Results: More of the BRCApts(32.1%) than FDRs(9.5%) had a lifestyle of LPAL, just like more of the FDRs than BRCApts had a lifestyle of HPAL(57.1% versus 42.29%) and MPAL (33.33% versus 25%), respectively. CRP was high in 6 out of 13(46.15%) BRCApts compared to 3 out of 10(30%) FDRs. The mean CRP in the BRCApts(12.09±3.16mg/L) was above normal range unlike FDRs(11.78±2.29mg/L). CRP was not significantly varied across all PALs in BRCApts(F=0.375,p=0.696), unlike FDRs(F=5.436,df=2,p=0.038). Predicting CRP from a knowledge of PAL shows a high accord(lambda[A from B] = 0.7) in FDRs and moderate accord(lambda[A from B] = 0.6923) in BRCApts. FEV1/FVC(%) in BRCApts(90.15±9.05%) was significantly higher(p=0.0470) than FDRs(83.91±12.38%). CRP was inversely related to FVC(r=-0.994,p=0.006) in BRCApts, and with FEV1(r=-0.9722,p=0.054) in their FDRs, respectively.
Conclusion(s): FEV1/FVC ratio was >80% in FDRs and BRCApts suggesting possible restrictive lung diseases, which may arise due to chronic sub-clinical immuno-inflammatory state, and high-grade inflammation, respectively, but which might be influenced by PAL in FDRs. BRCApts were less physically active, and possibly experienced fibrotic changes, hence, the inverse relationship between CRP and FVC. PAL could be an influential determinant of the inflammatory state(i.e CRP), in FDRs than BRCApts, with 70% and 69.23% predictive accuracy.
Implications: Respiratory therapy when required for BRCApts and FDRs should incorporate physical activity as a lifestyle modification to modulate or prevent chronic inflammation and consequent restrictive lung diseases.

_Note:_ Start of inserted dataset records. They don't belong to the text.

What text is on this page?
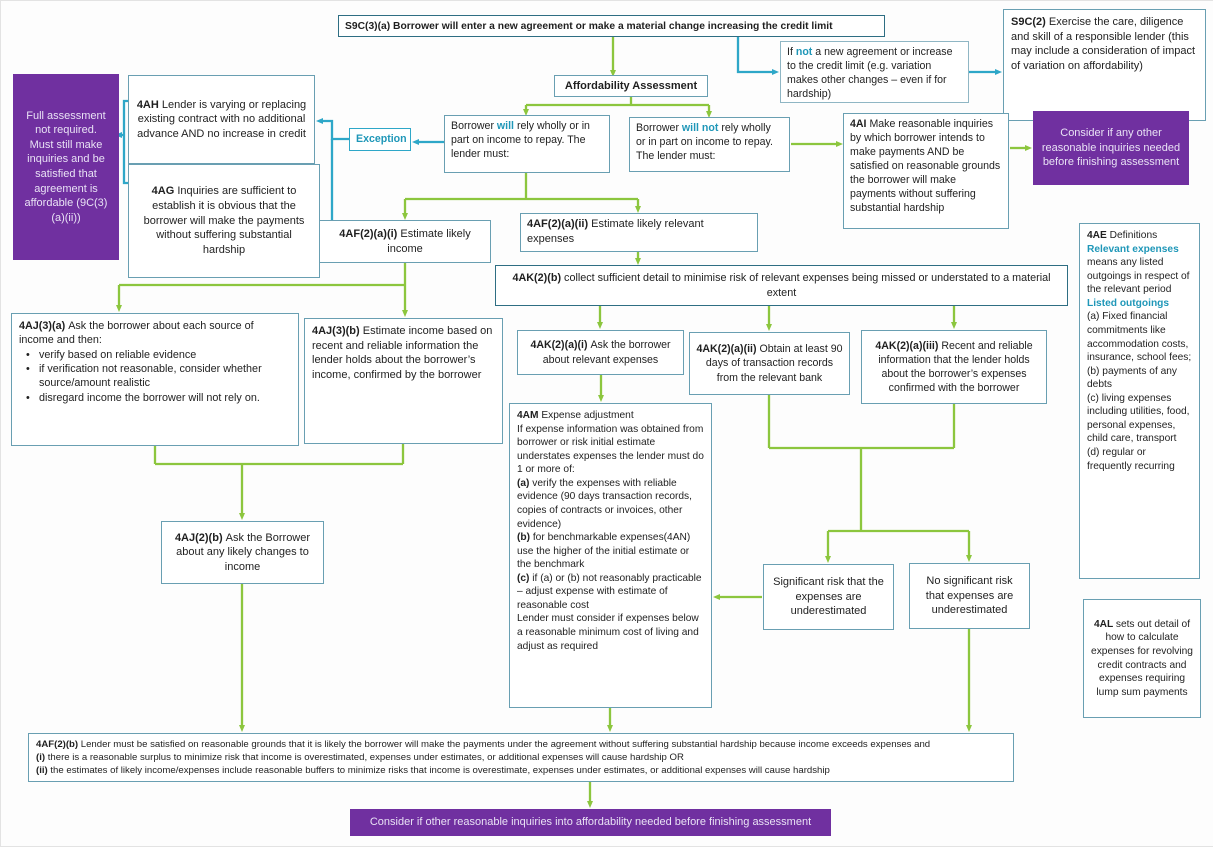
S9C(3)(a) Borrower will enter a new agreement or make a material change increasing the credit limit
If not a new agreement or increase to the credit limit (e.g. variation makes other changes – even if for hardship)
S9C(2) Exercise the care, diligence and skill of a responsible lender (this may include a consideration of impact of variation on affordability)
Affordability Assessment
Exception
Borrower will rely wholly or in part on income to repay. The lender must:
Borrower will not rely wholly or in part on income to repay. The lender must:
4AI Make reasonable inquiries by which borrower intends to make payments AND be satisfied on reasonable grounds the borrower will make payments without suffering substantial hardship
Consider if any other reasonable inquiries needed before finishing assessment
Full assessment not required.
Must still make inquiries and be satisfied that agreement is affordable (9C(3)(a)(ii))
4AH Lender is varying or replacing existing contract with no additional advance AND no increase in credit
4AG Inquiries are sufficient to establish it is obvious that the borrower will make the payments without suffering substantial hardship
4AF(2)(a)(i) Estimate likely income
4AF(2)(a)(ii) Estimate likely relevant expenses
4AK(2)(b) collect sufficient detail to minimise risk of relevant expenses being missed or understated to a material extent
4AJ(3)(a) Ask the borrower about each source of income and then:
• verify based on reliable evidence
• if verification not reasonable, consider whether source/amount realistic
• disregard income the borrower will not rely on.
4AJ(3)(b) Estimate income based on recent and reliable information the lender holds about the borrower’s income, confirmed by the borrower
4AK(2)(a)(i) Ask the borrower about relevant expenses
4AK(2)(a)(ii) Obtain at least 90 days of transaction records from the relevant bank
4AK(2)(a)(iii) Recent and reliable information that the lender holds about the borrower’s expenses confirmed with the borrower
4AM Expense adjustment
If expense information was obtained from borrower or risk initial estimate understates expenses the lender must do 1 or more of:
(a) verify the expenses with reliable evidence (90 days transaction records, copies of contracts or invoices, other evidence)
(b) for benchmarkable expenses(4AN) use the higher of the initial estimate or the benchmark
(c) if (a) or (b) not reasonably practicable – adjust expense with estimate of reasonable cost
Lender must consider if expenses below a reasonable minimum cost of living and adjust as required
4AE Definitions
Relevant expenses
means any listed outgoings in respect of the relevant period
Listed outgoings
(a) Fixed financial commitments like accommodation costs, insurance, school fees;
(b) payments of any debts
(c) living expenses including utilities, food, personal expenses, child care, transport
(d) regular or frequently recurring
4AL sets out detail of how to calculate expenses for revolving credit contracts and expenses requiring lump sum payments
Significant risk that the expenses are underestimated
No significant risk that expenses are underestimated
4AJ(2)(b) Ask the Borrower about any likely changes to income
4AF(2)(b) Lender must be satisfied on reasonable grounds that it is likely the borrower will make the payments under the agreement without suffering substantial hardship because income exceeds expenses and
(i) there is a reasonable surplus to minimize risk that income is overestimated, expenses under estimates, or additional expenses will cause hardship OR
(ii) the estimates of likely income/expenses include reasonable buffers to minimize risks that income is overestimate, expenses under estimates, or additional expenses will cause hardship
Consider if other reasonable inquiries into affordability needed before finishing assessment
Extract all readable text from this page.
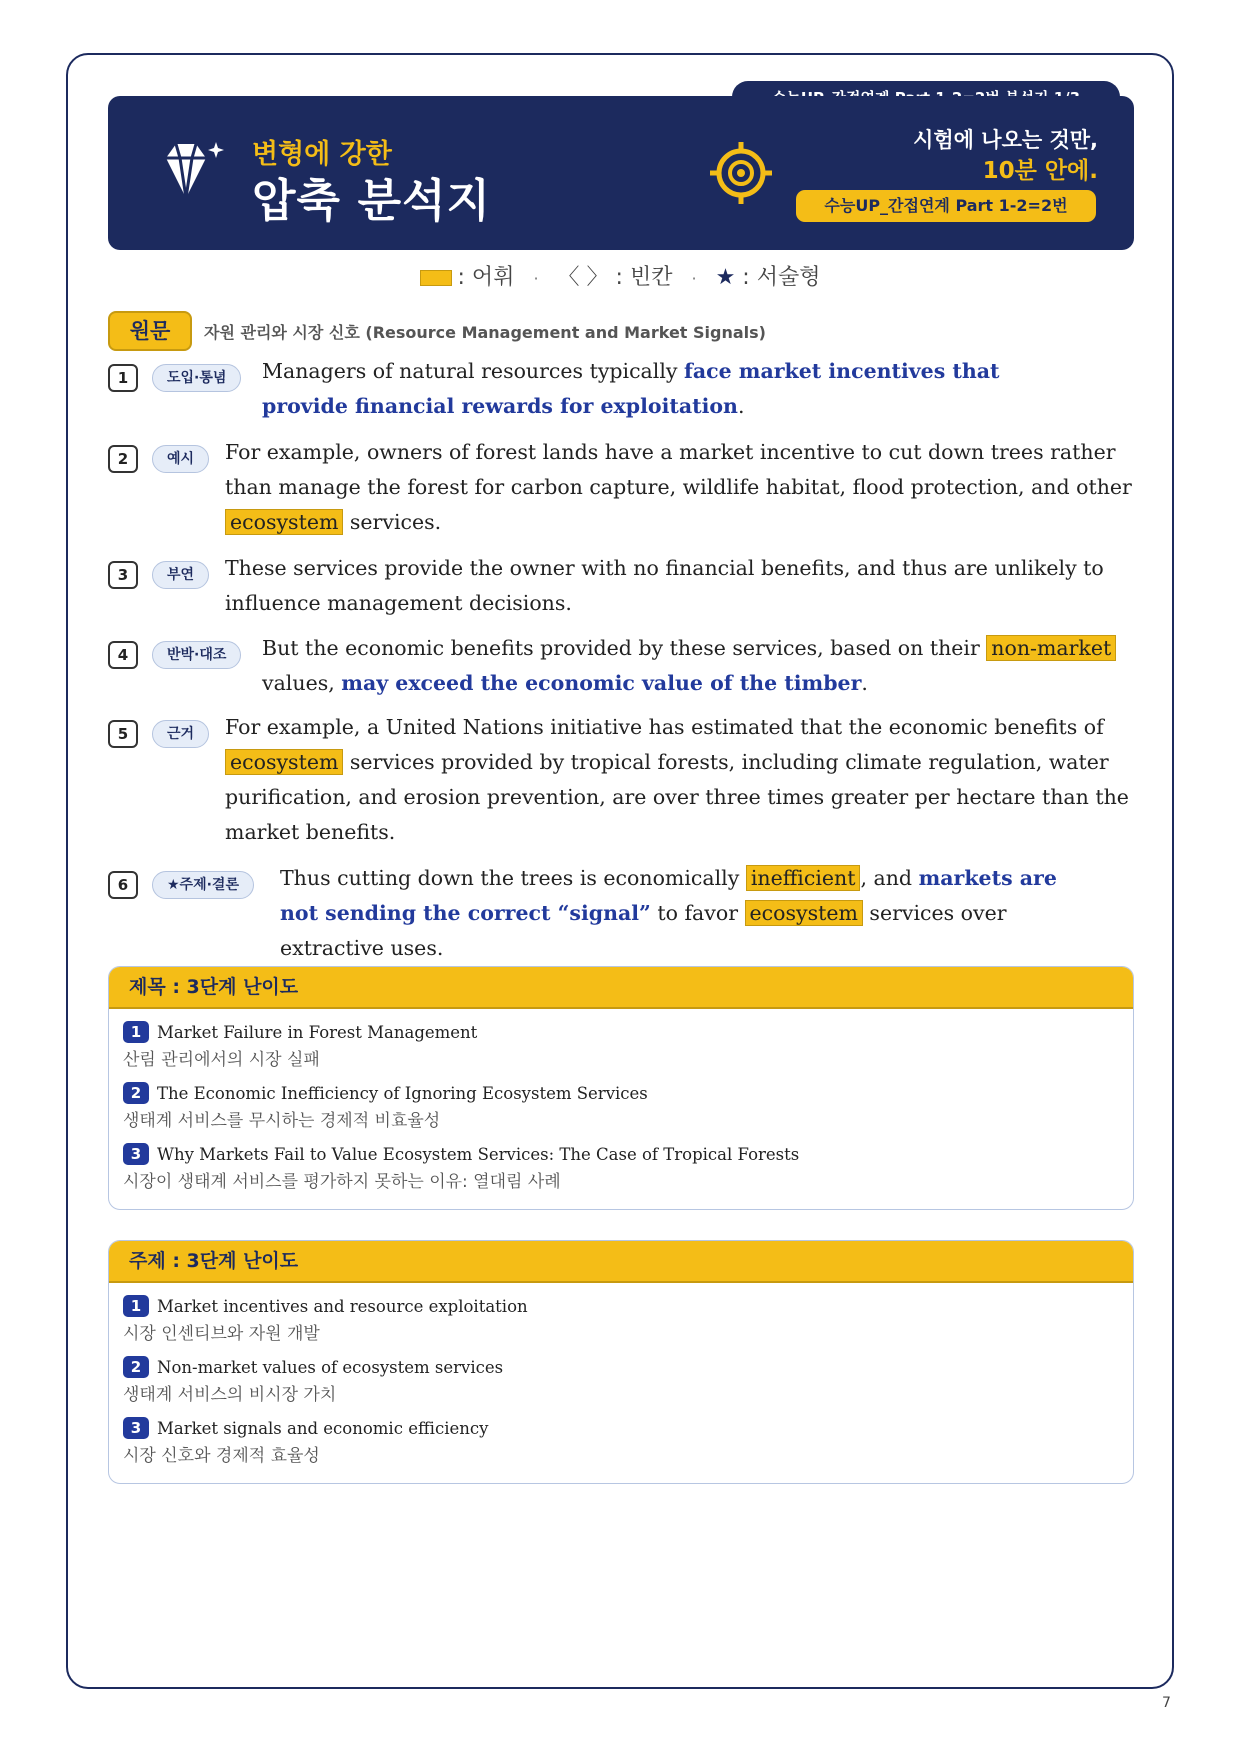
변형에 강한
압축 분석지
시험에 나오는 것만,
10분 안에.
수능UP_간접연계 Part 1-2=2번
: 어휘 · 〈 〉 : 빈칸 · ★ : 서술형
원문	자원 관리와 시장 신호 (Resource Management and Market Signals)
1	도입·통념	Managers of natural resources typically face market incentives that provide financial rewards for exploitation.
2	예시	For example, owners of forest lands have a market incentive to cut down trees rather than manage the forest for carbon capture, wildlife habitat, flood protection, and other ecosystem services.
3	부연	These services provide the owner with no financial benefits, and thus are unlikely to influence management decisions.
4	반박·대조	But the economic benefits provided by these services, based on their non-market values, may exceed the economic value of the timber.
5	근거	For example, a United Nations initiative has estimated that the economic benefits of ecosystem services provided by tropical forests, including climate regulation, water purification, and erosion prevention, are over three times greater per hectare than the market benefits.
6	★주제·결론	Thus cutting down the trees is economically inefficient , and markets are not sending the correct “signal” to favor ecosystem services over extractive uses.
제목 : 3단계 난이도
1 Market Failure in Forest Management
산림 관리에서의 시장 실패
2 The Economic Inefficiency of Ignoring Ecosystem Services
생태계 서비스를 무시하는 경제적 비효율성
3 Why Markets Fail to Value Ecosystem Services: The Case of Tropical Forests
시장이 생태계 서비스를 평가하지 못하는 이유: 열대림 사례
주제 : 3단계 난이도
1 Market incentives and resource exploitation
시장 인센티브와 자원 개발
2 Non-market values of ecosystem services
생태계 서비스의 비시장 가치
3 Market signals and economic efficiency
시장 신호와 경제적 효율성
7
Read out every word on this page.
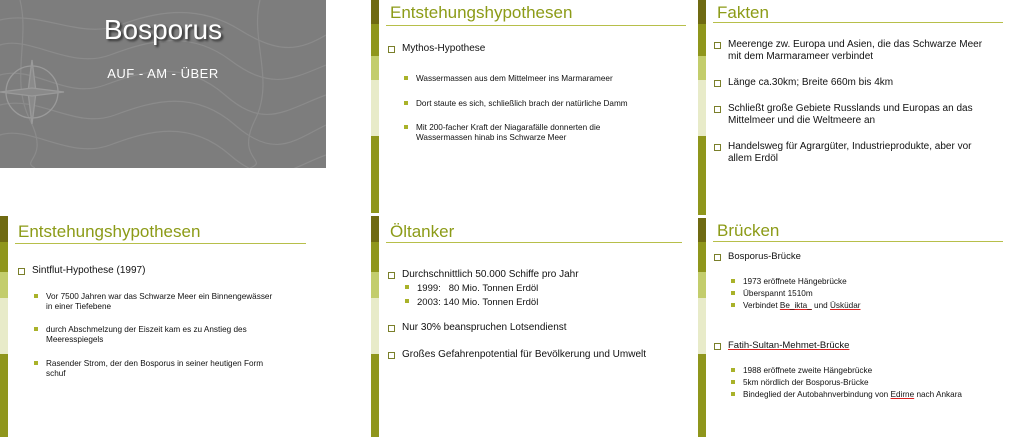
Bosporus
AUF - AM - ÜBER
Entstehungshypothesen
Mythos-Hypothese
Wassermassen aus dem Mittelmeer ins Marmarameer
Dort staute es sich, schließlich brach der natürliche Damm
Mit 200-facher Kraft der Niagarafälle donnerten die
Wassermassen hinab ins Schwarze Meer
Fakten
Meerenge zw. Europa und Asien, die das Schwarze Meer
mit dem Marmarameer verbindet
Länge ca.30km; Breite 660m bis 4km
Schließt große Gebiete Russlands und Europas an das
Mittelmeer und die Weltmeere an
Handelsweg für Agrargüter, Industrieprodukte, aber vor
allem Erdöl
Entstehungshypothesen
Sintflut-Hypothese (1997)
Vor 7500 Jahren war das Schwarze Meer ein Binnengewässer
in einer Tiefebene
durch Abschmelzung der Eiszeit kam es zu Anstieg des
Meeresspiegels
Rasender Strom, der den Bosporus in seiner heutigen Form
schuf
Öltanker
Durchschnittlich 50.000 Schiffe pro Jahr
1999:   80 Mio. Tonnen Erdöl
2003: 140 Mio. Tonnen Erdöl
Nur 30% beanspruchen Lotsendienst
Großes Gefahrenpotential für Bevölkerung und Umwelt
Brücken
Bosporus-Brücke
1973 eröffnete Hängebrücke
Überspannt 1510m
Verbindet Be_ikta_ und Üsküdar
Fatih-Sultan-Mehmet-Brücke
1988 eröffnete zweite Hängebrücke
5km nördlich der Bosporus-Brücke
Bindeglied der Autobahnverbindung von Edirne nach Ankara
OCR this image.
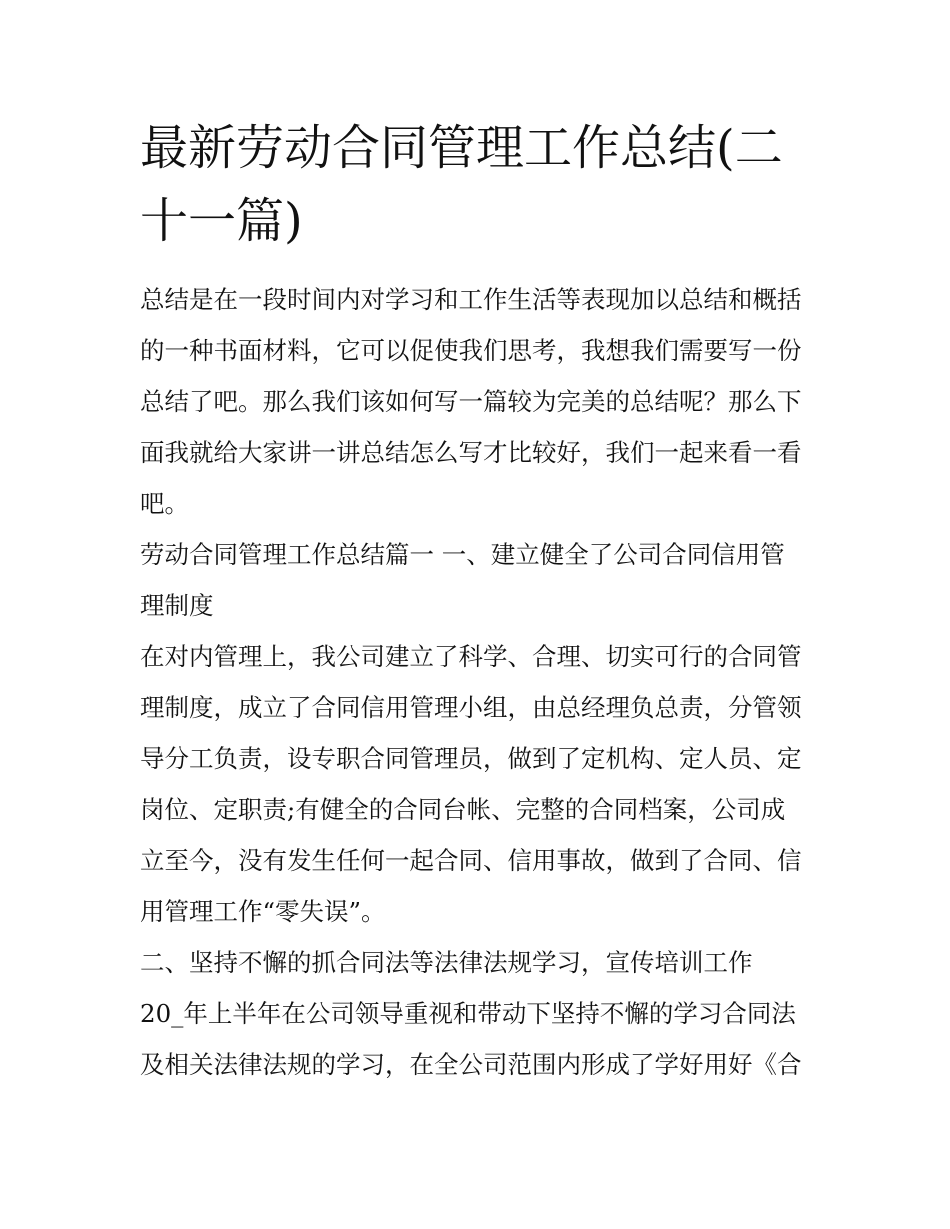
最新劳动合同管理工作总结(二
十一篇)
总结是在一段时间内对学习和工作生活等表现加以总结和概括
的一种书面材料，它可以促使我们思考，我想我们需要写一份
总结了吧。那么我们该如何写一篇较为完美的总结呢？那么下
面我就给大家讲一讲总结怎么写才比较好，我们一起来看一看
吧。
劳动合同管理工作总结篇一 一、建立健全了公司合同信用管
理制度
在对内管理上，我公司建立了科学、合理、切实可行的合同管
理制度，成立了合同信用管理小组，由总经理负总责，分管领
导分工负责，设专职合同管理员，做到了定机构、定人员、定
岗位、定职责;有健全的合同台帐、完整的合同档案，公司成
立至今，没有发生任何一起合同、信用事故，做到了合同、信
用管理工作“零失误”。
二、坚持不懈的抓合同法等法律法规学习，宣传培训工作
20_年上半年在公司领导重视和带动下坚持不懈的学习合同法
及相关法律法规的学习，在全公司范围内形成了学好用好《合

In addition, systemic inflammation and restrictive lung diseases may have predictive utility as correlates of cancer induction, which should be explored in large population studies.
Keywords: Breast cancer, physical inactivity, C-reactive protein, Inflammation, lung diseases
Funding acknowledgements: This research received no specific grant from any funding agency in the public, commercial, or not-for-profit sectors
Topic: Oncology, HIV & palliative care; Cardiorespiratory; Health promotion & wellbeing/healthy ageing
Ethics approval required: Yes
Institution: University of Nigeria
Ethics committee: Health Research Ethics Committee
Ethics number: NHREC/05/01/2008B
All authors, affiliations and abstracts have been published as submitted.